Sounds like a major task, doesn’t it? Well, it isn’t. I would guess that even with pauses to think about what I just read, it may use up 10 minutes of what time I would probably just waste playing Bubble Witch Saga on Facebook anyhow. That little bit of time could be compared with brushing my teeth or showering, things I need to do to maintain my body. These emails are in fact things I need to do to maintain my soul.

This is not all that meritorious. I am not in the least trying act holier than thou. What I am saying should be pretty obvious: there are certain exercises that I must do or things deteriorate. I hope this mental or spiritual activity each day helps keep me emotionally balanced, maybe even make a little progress.

What are these readings anyhow? Are they religious, maybe propaganda or just more of the flood of Internet postings? Are they meditations, words of guidance, centering readings or….? They help me so what difference does it make? I don’t care what they are called if I find the needed nourishment.

Counting to 10 (No, really…)

In the last couple of weeks I have received some communications that I reacted to with more anger than I remember having in a long time. This is not good, being mad feels terrible.

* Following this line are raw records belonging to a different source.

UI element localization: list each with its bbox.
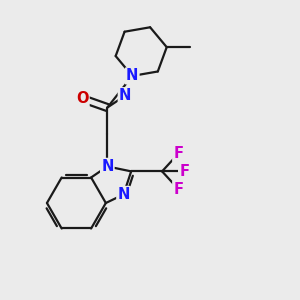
- Text: N: N: [117, 187, 130, 202]
- Text: F: F: [173, 146, 183, 161]
- Text: N: N: [119, 88, 131, 103]
- Text: N: N: [101, 159, 113, 174]
- Text: N: N: [126, 68, 139, 83]
- Text: F: F: [179, 164, 189, 179]
- Text: F: F: [173, 182, 183, 196]
- Text: O: O: [76, 91, 88, 106]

It is also dangerous to the soul. Thus, the motto found on some church basement walls: “HALT: Never get too hungry, too angry, too lonely or too tired”, which cautions I often ignore.  The hungry part is there because who can eat while storming around screaming and threatening whoever I think caused it. Then, that kind of behavior is definitely anti-social and lonely. Finally, tiring, leaving me ragged and dragging. Sorta makes the case for putting up the poster in a prominent  place for meeting goers to see.

Words of advice in these situation is often “Count to 10.” However, if you want that to work remember to go very slowly or maybe better, “shampoo, rinse and repeat” ’cause the first time through probably won’t do the trick. It doesn’t for me anyhow.

When I finally get there I remember a couple of important things: 1) Inconsiderate people do mean and hateful things to others on a regular basis and 2) I don’t have to sacrifice that much emotional energy raging against their idiocy.

Oh yeah, I should mention, from their perspective they think they are justified. So doing battle with them is even more foolish.

Simple But Not Easy

A Flying Oval Office

In the days before our present high tech means of transportation, whistle stops were how US Presidential candidates reached the potential voters. One of the famous news photos was of  Harry S. Truman holding up a copy of the Chicago Tribune with a banner headline stating “Dewey Defeats Truman” and was taken on the rear platform of a train, Wednesday, November 3, 1948, at the St. Louis Union Station. Contrast that mode of communication with the May 1, 2012 television speech to the nation which President Obama broadcast live from a US military base in Afghanistan.

What used to be person-to-person and fairly straightforward has become a blinding confusing of sound and images. We are inundated by candidates debates along with every form of electronic advertising imaginable. If any one got any real clarity from such furor, it would be a miracle. The flow of information, authentic or false, via the Internet, cable TV, global positioning satellites, cell towers and even video billboards on the side bulletins in big cities continue to make communication more and more complicated.

What does it mean for the human spirit that the information flow is non-stop, that “Everybody’s talking’ at me. (and) I don’t hear a word they’re saying”? It means I hear, well,  “only the echoes of my mind”.

That isn’t enough to nurture our spirits. We need to open ourselves to others’ voices so we can find our own. We need to  hear their story so that ours makes sense to us. Filtering out just the right words and exchanging those thoughts honestly with one another is simple but not easy at all. It is, however, well worth the task.